Cette contradiction, ou cette straté­gie, on la voit aussi dans la relation des Etats-Unis avec son grand allié de la région, l’Arabie saoudite. Dans cette affaire, il s’agit de différends entre le président américain et le Sénat. Donald Trump souhaite rester proche de Riyad avec lequel il conclut d’importants contrats de vente d’armes et l’a jusqu’ici soutenu, ne serait-ce que logistiquement, dans sa guerre au Yémen, d’autant plus que la coalition dirigée par l’Arabie saoudite y combat les Houthis, alliés de l’Iran. Mais le Sénat américain a demandé, le 13 décembre dernier, l’arrêt du soutien des Etats-Unis à cette coalition. Cette réso­lution n’ira pas plus loin que le Sénat pour le moment. Elle ne sera probable­ment pas débattue à la Chambre des représentants, au moins jusqu’au chan­gement de majorité ce mois-ci. Elle n’est pas non plus prête à recevoir la signature du président américain. Ceci dit, la portée est symbolique et témoigne des divisions au sein des cercles du pouvoir américain face à Riyad.
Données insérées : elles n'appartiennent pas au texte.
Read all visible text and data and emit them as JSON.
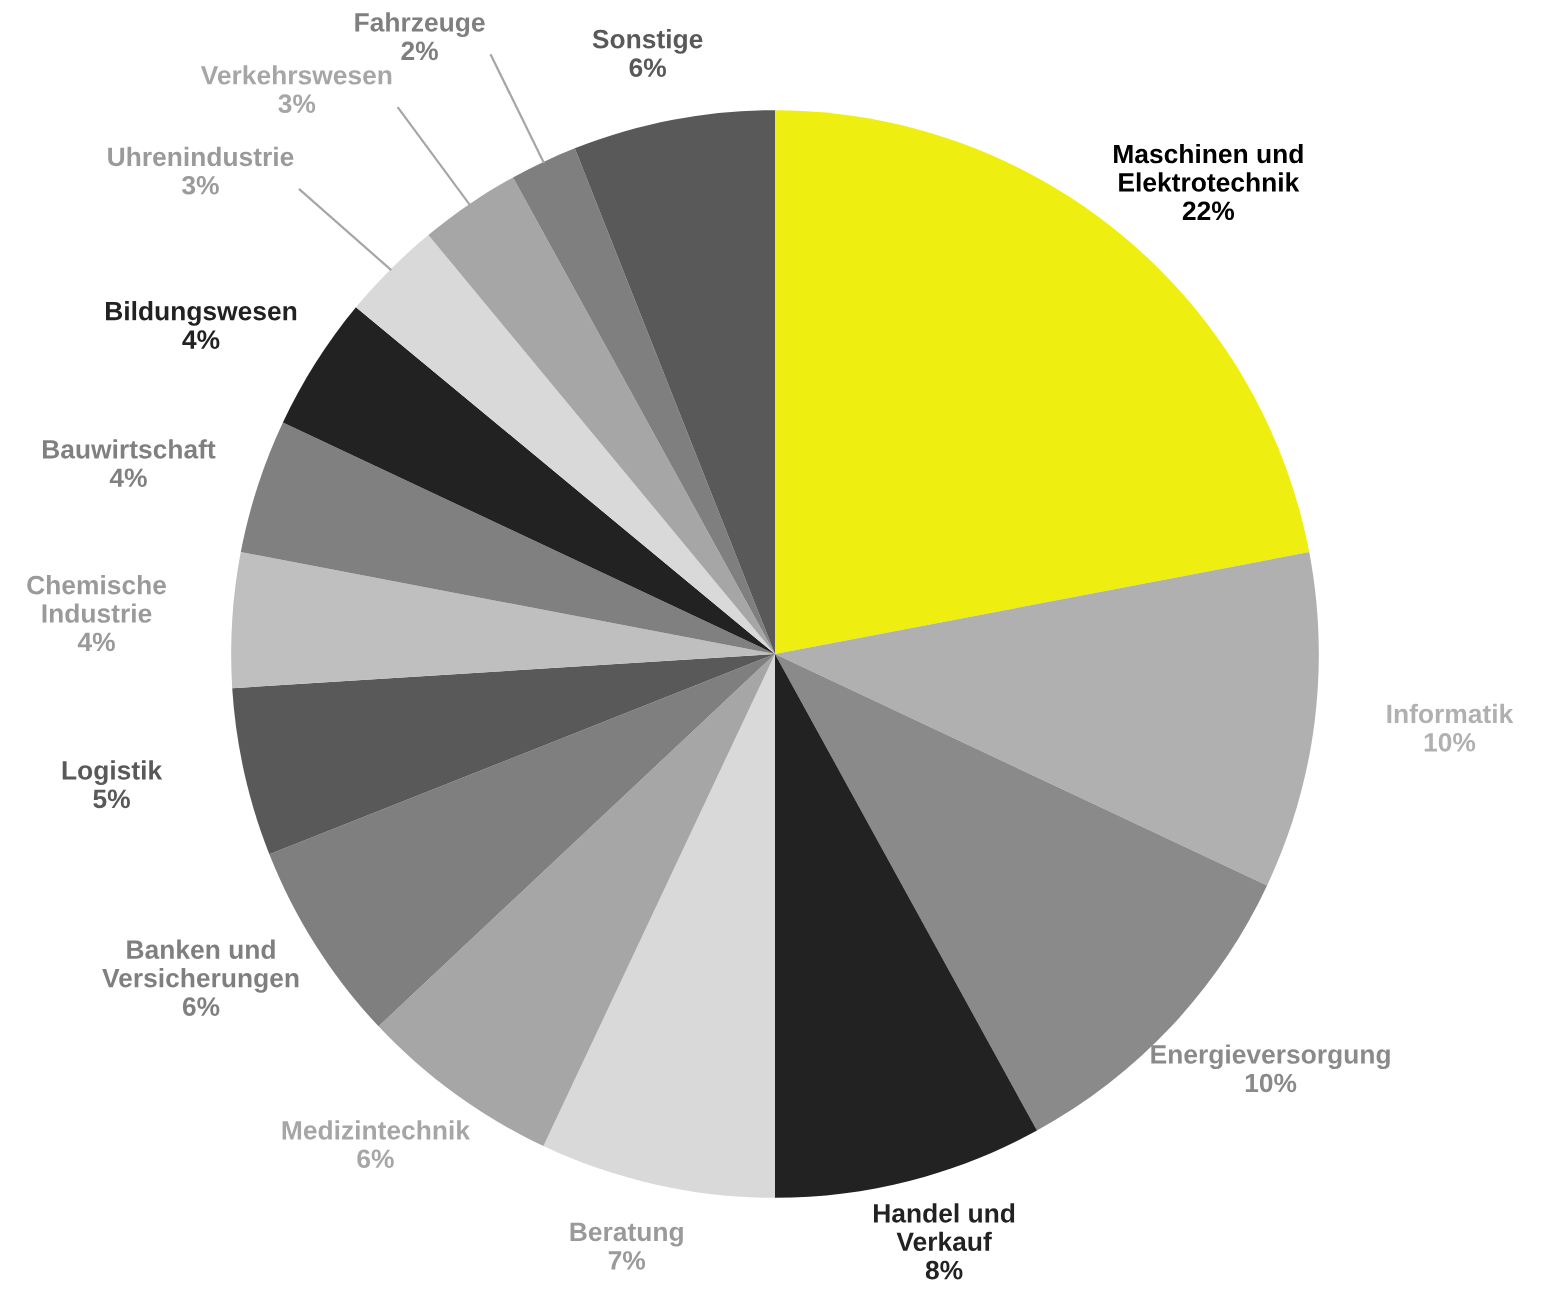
{
  "chart_data": {
    "type": "pie",
    "categories": [
      "Maschinen und\nElektrotechnik",
      "Informatik",
      "Energieversorgung",
      "Handel und\nVerkauf",
      "Beratung",
      "Medizintechnik",
      "Banken und\nVersicherungen",
      "Logistik",
      "Chemische\nIndustrie",
      "Bauwirtschaft",
      "Bildungswesen",
      "Uhrenindustrie",
      "Verkehrswesen",
      "Fahrzeuge",
      "Sonstige"
    ],
    "values": [
      22,
      10,
      10,
      8,
      7,
      6,
      6,
      5,
      4,
      4,
      4,
      3,
      3,
      2,
      6
    ],
    "colors": [
      "#eeee11",
      "#b0b0b0",
      "#8a8a8a",
      "#222222",
      "#d9d9d9",
      "#a6a6a6",
      "#7f7f7f",
      "#595959",
      "#bfbfbf",
      "#808080",
      "#222222",
      "#d9d9d9",
      "#a6a6a6",
      "#7f7f7f",
      "#595959"
    ],
    "value_labels": [
      "22%",
      "10%",
      "10%",
      "8%",
      "7%",
      "6%",
      "6%",
      "5%",
      "4%",
      "4%",
      "4%",
      "3%",
      "3%",
      "2%",
      "6%"
    ],
    "legend": false
  }
}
Or, si Washington lâche d’une manière ou d’une autre Riyad, les conséquences seront importantes, notamment sur deux questions : le conflit yéménite et les équilibres régio­naux. « Si Donald Trump fait pression sur les Saoudiens pour ce qui est du Yémen, c’est que lui-même subit des pressions internes », estime Hicham Mourad. Et ce sont ces pressions qui ont donné lieu à cette ébauche de chan­gement au Yémen avec les discussions qui ont lieu début décembre en Suède. « Car initialement, ce que Riyad dési­rait le moins au monde, c’est que les Houthis aient une place au pouvoir. Or, que des négociations soient lancées signifie que les rebelles feront partie de tout futur règlement. Un règlement tou­tefois lointain », estime Hicham Mourad.
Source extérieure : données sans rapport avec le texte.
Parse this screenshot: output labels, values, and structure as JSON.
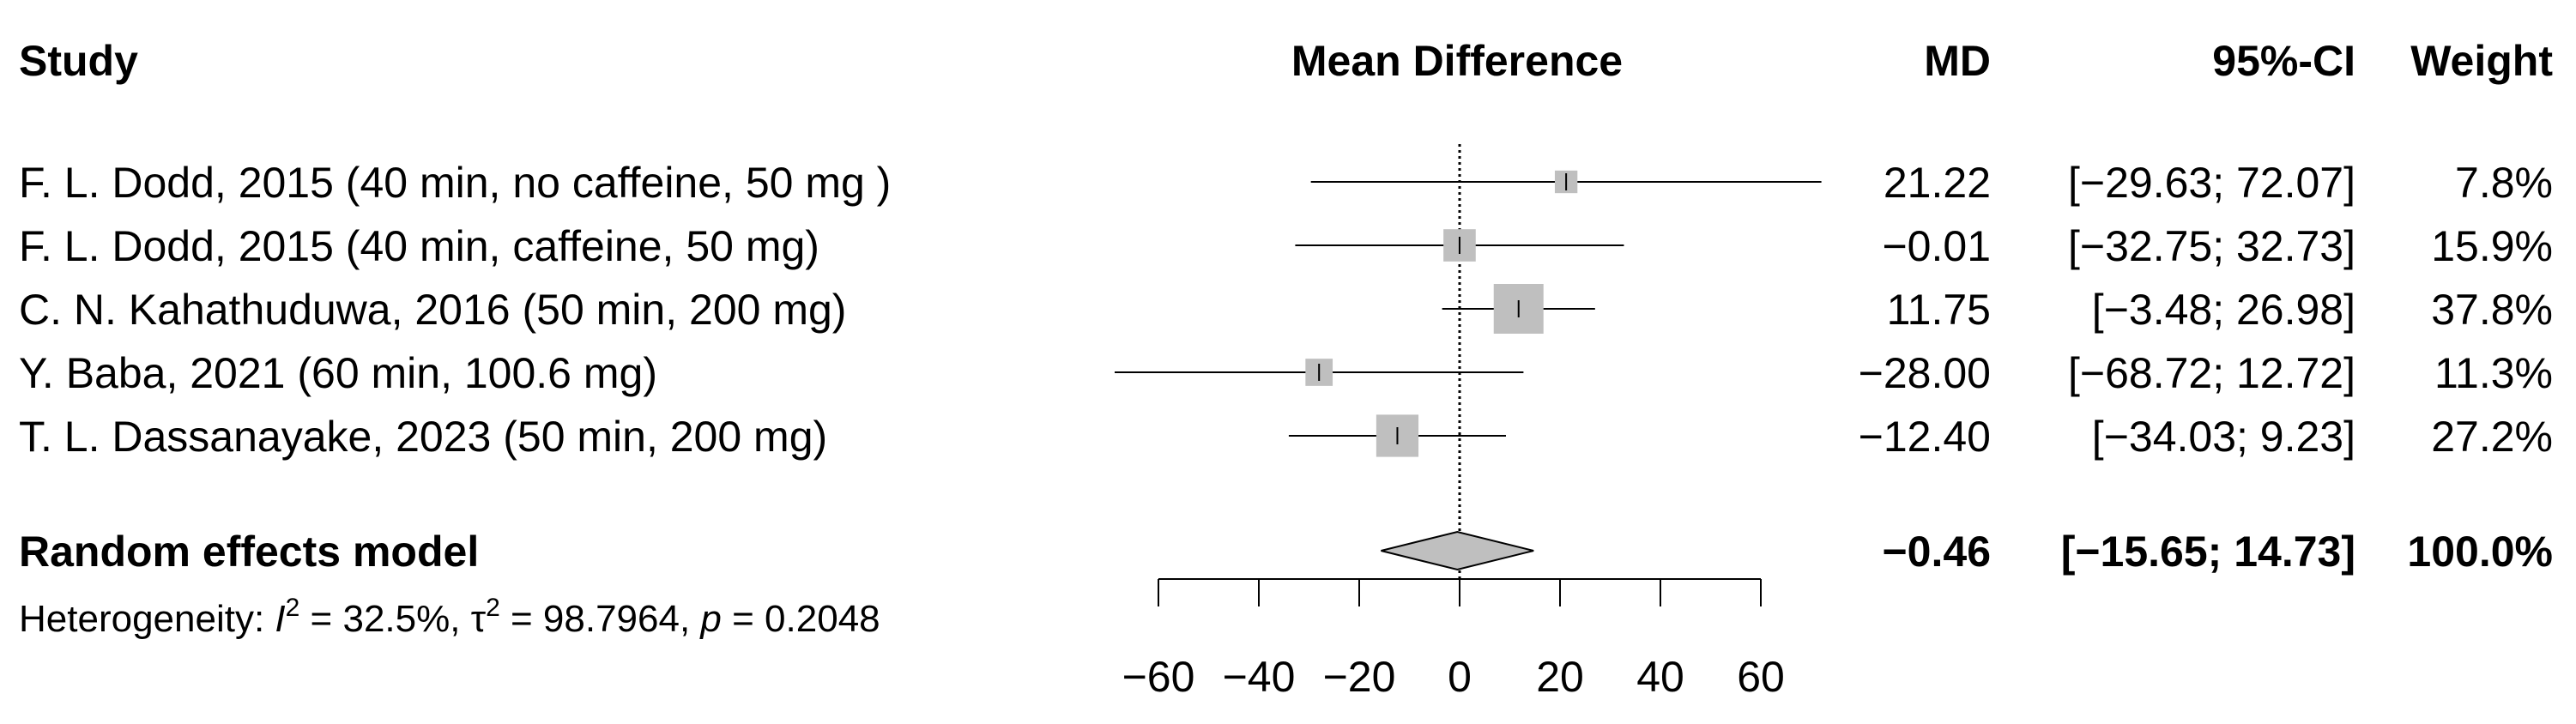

Mais Riyad n’a pas trop le choix, surtout après l’affaire Khashoggi, ins­trumentalisée à merveille par Ankara, « notamment dans son deal avec les Américains sur la Syrie », affirme Dr Hassan Salama. L’assassinat du journa­liste saoudien Jamal Khashoggi, tué au consulat d’Arabie saoudite à Istanbul le 2 octobre 2018, a provoqué une véri­table onde de choc. Après avoir initia­lement nié sa mort, l’Arabie saoudite finit par reconnaître, le 20 octobre, que Jamal Khashoggi a été tué à l’intérieur du consulat, tout en affirmant qu’aucun responsable saoudien n’était impliqué dans le meurtre. Un aveu embarrassant. L’affaire qui a été dans un premier temps ultra-médiatisée a certainement assombri l’image de l’Arabie saoudite, et est sans doute à l’origine des récents changements à l’intérieur du royaume. Le roi Salman a en effet procédé le 28 décembre à la nomination et au limo­geage de plusieurs dizaines de person­nalités occupant des postes-clés du gouvernement et de l’administration. Plus qu’un simple remaniement minis­tériel, il s’agit d’une restructuration des appareils de l’Etat saoudien dont le conseil des Affaires politiques et de Sécurité et celui des Affaires écono­miques et du Développement.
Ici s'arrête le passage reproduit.